Parallelism through multiple execution contexts

The latest version of IPython comes with built in parallel computing capabilities. In IPython's model of parallel computing, one of the core concepts is that of an execution context or scope. In Python, an execution context is a dictionary-like object in which code can be executed. This is demonstrated in the following example that uses Python's exec statement:

In [5]: context = dict(a=10)

In [6]: exec 'b = 2*a' in context

In [7]: context['b']
Out[7]: 20

There are three basic things you can do with such an execution context:
  1. You can execute code in the context.
  2. You can set new objects in the context by key.
  3. You can get objects out of the dictionary by key.
By creating multiple execution contexts, you can begin to write code that has the first signs of parallelism:
In [10]: contexts = [{},{},{},{}]

In [11]: for i, c in enumerate(contexts):
....: c['i'] = i
....: exec 'j = 2*i' in c, c
....:
....:

In [12]: for c in contexts:
....: print "j = ", c['j']
....:
....:
j = 0
j = 2
j = 4
j = 6

Of course, in this simple example, nothing useful is computed and there is no real parallelism as the code is executed in each context serially. But, you can easily imagine what would be required for true parallelism: multiple execution contexts capable of running code in parallel. This way of expressing parallelism has a number of features.

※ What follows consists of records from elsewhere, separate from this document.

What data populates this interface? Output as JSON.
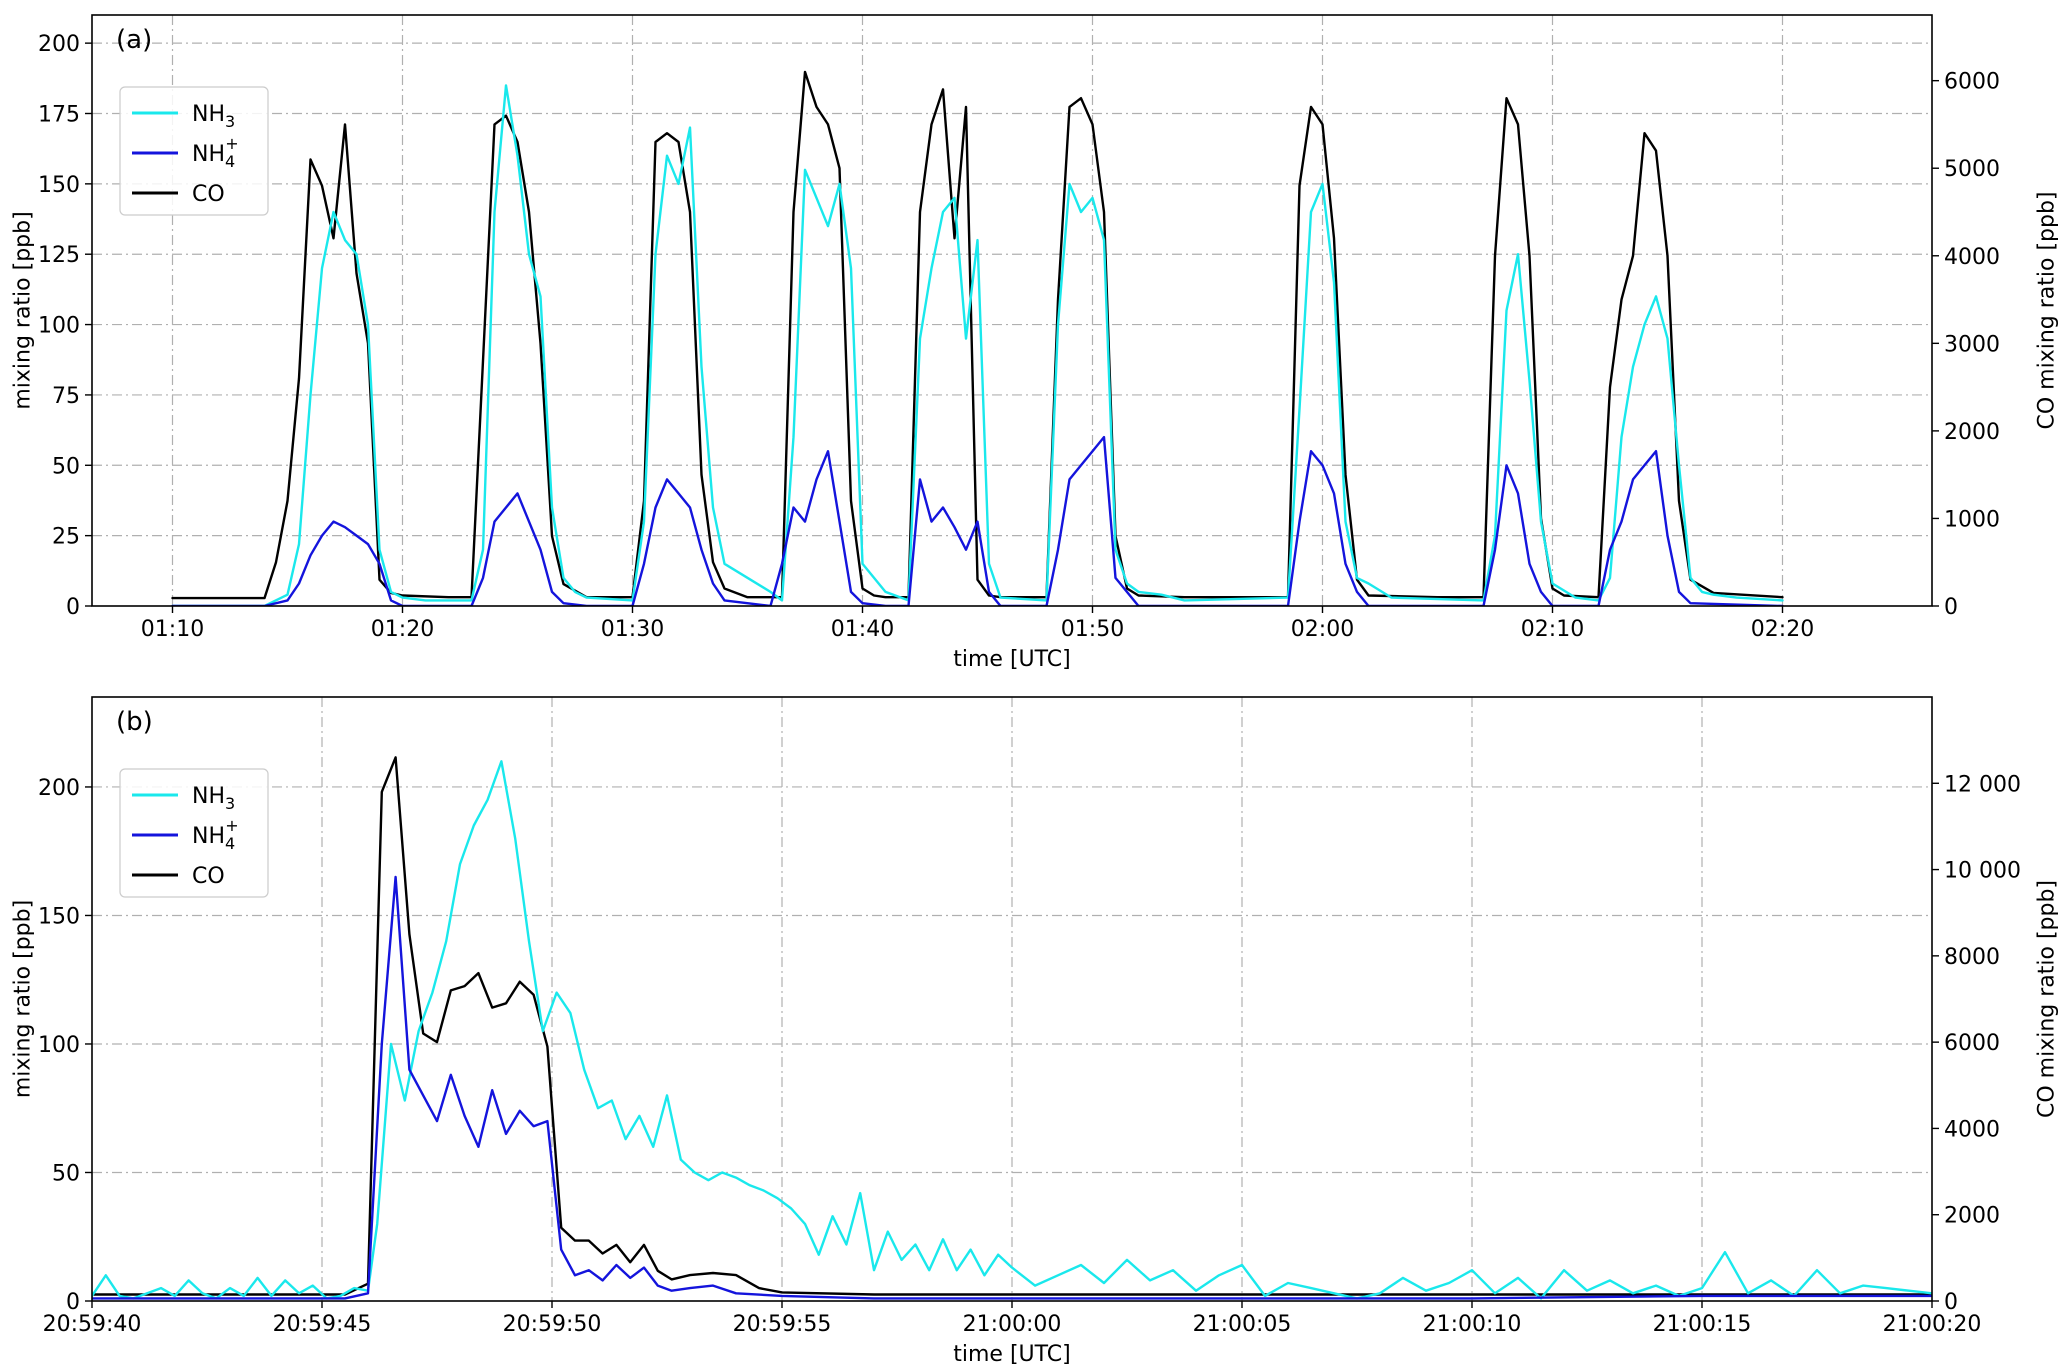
{
  "colors": {
    "nh3": "#1ae8ec",
    "nh4": "#1414dc",
    "co": "#000000"
  },
  "chart_data": [
    {
      "type": "line",
      "panel_label": "(a)",
      "xlabel": "time [UTC]",
      "ylabel": "mixing ratio [ppb]",
      "ylabel_right": "CO mixing ratio [ppb]",
      "grid": true,
      "legend_position": "top-left",
      "xlim_minutes": [
        66.5,
        146.5
      ],
      "ylim": [
        0,
        210
      ],
      "ylim_right": [
        0,
        6750
      ],
      "x_ticks": [
        70,
        80,
        90,
        100,
        110,
        120,
        130,
        140
      ],
      "x_tick_labels": [
        "01:10",
        "01:20",
        "01:30",
        "01:40",
        "01:50",
        "02:00",
        "02:10",
        "02:20"
      ],
      "y_ticks": [
        0,
        25,
        50,
        75,
        100,
        125,
        150,
        175,
        200
      ],
      "y_tick_labels": [
        "0",
        "25",
        "50",
        "75",
        "100",
        "125",
        "150",
        "175",
        "200"
      ],
      "y_right_ticks": [
        0,
        1000,
        2000,
        3000,
        4000,
        5000,
        6000
      ],
      "y_right_tick_labels": [
        "0",
        "1000",
        "2000",
        "3000",
        "4000",
        "5000",
        "6000"
      ],
      "series": [
        {
          "name": "NH3",
          "legend_main": "NH",
          "legend_sub": "3",
          "legend_sup": "",
          "color_key": "nh3",
          "axis": "left",
          "x": [
            70,
            74,
            75,
            75.5,
            76,
            76.5,
            77,
            77.5,
            78,
            78.5,
            79,
            79.5,
            80,
            81,
            83,
            83.5,
            84,
            84.5,
            85,
            85.5,
            86,
            86.5,
            87,
            87.5,
            88,
            90,
            90.5,
            91,
            91.5,
            92,
            92.5,
            93,
            93.5,
            94,
            96,
            96.5,
            97,
            97.5,
            98,
            98.5,
            99,
            99.5,
            100,
            101,
            102,
            102.5,
            103,
            103.5,
            104,
            104.5,
            105,
            105.5,
            106,
            108,
            108.5,
            109,
            109.5,
            110,
            110.5,
            111,
            111.5,
            112,
            113,
            114,
            118.5,
            119,
            119.5,
            120,
            120.5,
            121,
            121.5,
            122,
            123,
            127,
            127.5,
            128,
            128.5,
            129,
            129.5,
            130,
            131,
            132,
            132.5,
            133,
            133.5,
            134,
            134.5,
            135,
            135.5,
            136,
            136.5,
            137,
            138,
            140
          ],
          "y": [
            0,
            0,
            4,
            22,
            75,
            120,
            140,
            130,
            125,
            100,
            20,
            5,
            3,
            2,
            2,
            20,
            140,
            185,
            160,
            125,
            110,
            35,
            10,
            5,
            3,
            2,
            30,
            125,
            160,
            150,
            170,
            85,
            35,
            15,
            5,
            2,
            60,
            155,
            145,
            135,
            150,
            120,
            15,
            5,
            2,
            95,
            120,
            140,
            145,
            95,
            130,
            15,
            3,
            2,
            100,
            150,
            140,
            145,
            130,
            20,
            8,
            5,
            4,
            2,
            3,
            70,
            140,
            150,
            115,
            30,
            10,
            8,
            3,
            2,
            25,
            105,
            125,
            80,
            30,
            8,
            3,
            2,
            10,
            60,
            85,
            100,
            110,
            95,
            50,
            10,
            5,
            4,
            3,
            2
          ]
        },
        {
          "name": "NH4+",
          "legend_main": "NH",
          "legend_sub": "4",
          "legend_sup": "+",
          "color_key": "nh4",
          "axis": "left",
          "x": [
            70,
            74,
            75,
            75.5,
            76,
            76.5,
            77,
            77.5,
            78,
            78.5,
            79,
            79.5,
            80,
            83,
            83.5,
            84,
            84.5,
            85,
            85.5,
            86,
            86.5,
            87,
            88,
            90,
            90.5,
            91,
            91.5,
            92,
            92.5,
            93,
            93.5,
            94,
            96,
            96.5,
            97,
            97.5,
            98,
            98.5,
            99,
            99.5,
            100,
            101,
            102,
            102.5,
            103,
            103.5,
            104,
            104.5,
            105,
            105.5,
            106,
            108,
            108.5,
            109,
            109.5,
            110,
            110.5,
            111,
            112,
            118.5,
            119,
            119.5,
            120,
            120.5,
            121,
            121.5,
            122,
            127,
            127.5,
            128,
            128.5,
            129,
            129.5,
            130,
            132,
            132.5,
            133,
            133.5,
            134,
            134.5,
            135,
            135.5,
            136,
            140
          ],
          "y": [
            0,
            0,
            2,
            8,
            18,
            25,
            30,
            28,
            25,
            22,
            15,
            2,
            0,
            0,
            10,
            30,
            35,
            40,
            30,
            20,
            5,
            1,
            0,
            0,
            15,
            35,
            45,
            40,
            35,
            20,
            8,
            2,
            0,
            15,
            35,
            30,
            45,
            55,
            30,
            5,
            1,
            0,
            0,
            45,
            30,
            35,
            28,
            20,
            30,
            5,
            0,
            0,
            20,
            45,
            50,
            55,
            60,
            10,
            0,
            0,
            30,
            55,
            50,
            40,
            15,
            5,
            0,
            0,
            20,
            50,
            40,
            15,
            5,
            0,
            0,
            20,
            30,
            45,
            50,
            55,
            25,
            5,
            1,
            0
          ]
        },
        {
          "name": "CO",
          "legend_main": "CO",
          "legend_sub": "",
          "legend_sup": "",
          "color_key": "co",
          "axis": "right",
          "x": [
            70,
            74,
            74.5,
            75,
            75.5,
            76,
            76.5,
            77,
            77.5,
            78,
            78.5,
            79,
            79.5,
            80,
            82,
            83,
            83.5,
            84,
            84.5,
            85,
            85.5,
            86,
            86.5,
            87,
            88,
            90,
            90.5,
            91,
            91.5,
            92,
            92.5,
            93,
            93.5,
            94,
            95,
            96.5,
            97,
            97.5,
            98,
            98.5,
            99,
            99.5,
            100,
            100.5,
            101,
            102,
            102.5,
            103,
            103.5,
            104,
            104.5,
            105,
            105.5,
            106,
            108,
            108.5,
            109,
            109.5,
            110,
            110.5,
            111,
            111.5,
            112,
            114,
            118.5,
            119,
            119.5,
            120,
            120.5,
            121,
            121.5,
            122,
            125,
            127,
            127.5,
            128,
            128.5,
            129,
            129.5,
            130,
            130.5,
            132,
            132.5,
            133,
            133.5,
            134,
            134.5,
            135,
            135.5,
            136,
            137,
            140
          ],
          "y": [
            90,
            90,
            500,
            1200,
            2600,
            5100,
            4800,
            4200,
            5500,
            3800,
            3000,
            300,
            150,
            120,
            100,
            100,
            2800,
            5500,
            5600,
            5300,
            4500,
            3000,
            800,
            250,
            100,
            100,
            1200,
            5300,
            5400,
            5300,
            4500,
            1500,
            500,
            200,
            100,
            100,
            4500,
            6100,
            5700,
            5500,
            5000,
            1200,
            200,
            120,
            100,
            100,
            4500,
            5500,
            5900,
            4200,
            5700,
            300,
            120,
            100,
            100,
            3500,
            5700,
            5800,
            5500,
            4500,
            800,
            200,
            120,
            100,
            100,
            4800,
            5700,
            5500,
            4200,
            1500,
            300,
            120,
            100,
            100,
            4000,
            5800,
            5500,
            4000,
            1000,
            200,
            120,
            100,
            2500,
            3500,
            4000,
            5400,
            5200,
            4000,
            1200,
            300,
            150,
            100
          ]
        }
      ]
    },
    {
      "type": "line",
      "panel_label": "(b)",
      "xlabel": "time [UTC]",
      "ylabel": "mixing ratio [ppb]",
      "ylabel_right": "CO mixing ratio [ppb]",
      "grid": true,
      "legend_position": "top-left",
      "xlim_seconds": [
        0,
        40
      ],
      "ylim": [
        0,
        235
      ],
      "ylim_right": [
        0,
        14000
      ],
      "x_ticks": [
        0,
        5,
        10,
        15,
        20,
        25,
        30,
        35,
        40
      ],
      "x_tick_labels": [
        "20:59:40",
        "20:59:45",
        "20:59:50",
        "20:59:55",
        "21:00:00",
        "21:00:05",
        "21:00:10",
        "21:00:15",
        "21:00:20"
      ],
      "y_ticks": [
        0,
        50,
        100,
        150,
        200
      ],
      "y_tick_labels": [
        "0",
        "50",
        "100",
        "150",
        "200"
      ],
      "y_right_ticks": [
        0,
        2000,
        4000,
        6000,
        8000,
        10000,
        12000
      ],
      "y_right_tick_labels": [
        "0",
        "2000",
        "4000",
        "6000",
        "8000",
        "10 000",
        "12 000"
      ],
      "series": [
        {
          "name": "NH3",
          "legend_main": "NH",
          "legend_sub": "3",
          "legend_sup": "",
          "color_key": "nh3",
          "axis": "left",
          "x": [
            0,
            0.3,
            0.6,
            0.9,
            1.2,
            1.5,
            1.8,
            2.1,
            2.4,
            2.7,
            3.0,
            3.3,
            3.6,
            3.9,
            4.2,
            4.5,
            4.8,
            5.1,
            5.4,
            5.7,
            6.0,
            6.2,
            6.5,
            6.8,
            7.1,
            7.4,
            7.7,
            8.0,
            8.3,
            8.6,
            8.9,
            9.2,
            9.5,
            9.8,
            10.1,
            10.4,
            10.7,
            11.0,
            11.3,
            11.6,
            11.9,
            12.2,
            12.5,
            12.8,
            13.1,
            13.4,
            13.7,
            14.0,
            14.3,
            14.6,
            14.9,
            15.2,
            15.5,
            15.8,
            16.1,
            16.4,
            16.7,
            17.0,
            17.3,
            17.6,
            17.9,
            18.2,
            18.5,
            18.8,
            19.1,
            19.4,
            19.7,
            20.0,
            20.5,
            21.0,
            21.5,
            22.0,
            22.5,
            23.0,
            23.5,
            24.0,
            24.5,
            25.0,
            25.5,
            26.0,
            26.5,
            27.0,
            27.5,
            28.0,
            28.5,
            29.0,
            29.5,
            30.0,
            30.5,
            31.0,
            31.5,
            32.0,
            32.5,
            33.0,
            33.5,
            34.0,
            34.5,
            35.0,
            35.5,
            36.0,
            36.5,
            37.0,
            37.5,
            38.0,
            38.5,
            39.0,
            39.5,
            40.0
          ],
          "y": [
            2,
            10,
            2,
            1,
            3,
            5,
            2,
            8,
            3,
            1,
            5,
            2,
            9,
            2,
            8,
            3,
            6,
            1,
            2,
            5,
            4,
            30,
            100,
            78,
            105,
            120,
            140,
            170,
            185,
            195,
            210,
            180,
            140,
            105,
            120,
            112,
            90,
            75,
            78,
            63,
            72,
            60,
            80,
            55,
            50,
            47,
            50,
            48,
            45,
            43,
            40,
            36,
            30,
            18,
            33,
            22,
            42,
            12,
            27,
            16,
            22,
            12,
            24,
            12,
            20,
            10,
            18,
            13,
            6,
            10,
            14,
            7,
            16,
            8,
            12,
            4,
            10,
            14,
            2,
            7,
            5,
            3,
            1,
            3,
            9,
            4,
            7,
            12,
            3,
            9,
            1,
            12,
            4,
            8,
            3,
            6,
            2,
            5,
            19,
            3,
            8,
            2,
            12,
            3,
            6,
            5,
            4,
            3
          ]
        },
        {
          "name": "NH4+",
          "legend_main": "NH",
          "legend_sub": "4",
          "legend_sup": "+",
          "color_key": "nh4",
          "axis": "left",
          "x": [
            0,
            2,
            4,
            5.5,
            6.0,
            6.3,
            6.6,
            6.9,
            7.2,
            7.5,
            7.8,
            8.1,
            8.4,
            8.7,
            9.0,
            9.3,
            9.6,
            9.9,
            10.2,
            10.5,
            10.8,
            11.1,
            11.4,
            11.7,
            12.0,
            12.3,
            12.6,
            13.0,
            13.5,
            14.0,
            15.0,
            17.0,
            20.0,
            25.0,
            30.0,
            35.0,
            40.0
          ],
          "y": [
            1,
            1,
            1,
            1,
            3,
            100,
            165,
            90,
            80,
            70,
            88,
            72,
            60,
            82,
            65,
            74,
            68,
            70,
            20,
            10,
            12,
            8,
            14,
            9,
            13,
            6,
            4,
            5,
            6,
            3,
            2,
            1,
            1,
            1,
            1,
            2,
            2
          ]
        },
        {
          "name": "CO",
          "legend_main": "CO",
          "legend_sub": "",
          "legend_sup": "",
          "color_key": "co",
          "axis": "right",
          "x": [
            0,
            2,
            4,
            5.5,
            6.0,
            6.3,
            6.6,
            6.9,
            7.2,
            7.5,
            7.8,
            8.1,
            8.4,
            8.7,
            9.0,
            9.3,
            9.6,
            9.9,
            10.2,
            10.5,
            10.8,
            11.1,
            11.4,
            11.7,
            12.0,
            12.3,
            12.6,
            13.0,
            13.5,
            14.0,
            14.5,
            15.0,
            17.0,
            20.0,
            25.0,
            30.0,
            35.0,
            40.0
          ],
          "y": [
            150,
            150,
            150,
            150,
            400,
            11800,
            12600,
            8500,
            6200,
            6000,
            7200,
            7300,
            7600,
            6800,
            6900,
            7400,
            7100,
            5900,
            1700,
            1400,
            1400,
            1100,
            1300,
            900,
            1300,
            700,
            500,
            600,
            650,
            600,
            300,
            200,
            150,
            150,
            150,
            150,
            150,
            150
          ]
        }
      ]
    }
  ]
}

First, it provides a conceptual foundation for parallelism that is independent of how the execution contexts are implemented. That is, contexts could run code in different threads or different processors, or using any other appropriate construct. Second, it opens the door for fault tolerance. Because a context is simply a dictionary, it can be replicated or serialized and moved to other hosts if needed. Third, this model can be adapted to many different models of parallelism, including task parallel, data parallel and message passing.

These are some of the ideas that are driving the design of IPython's parallel computing architecture. There are also a host of questions that this model brings up:

  • By default contexts don't share state. How can shared state be included in this model?
  • Is there a simple way to introduce message passing into this model?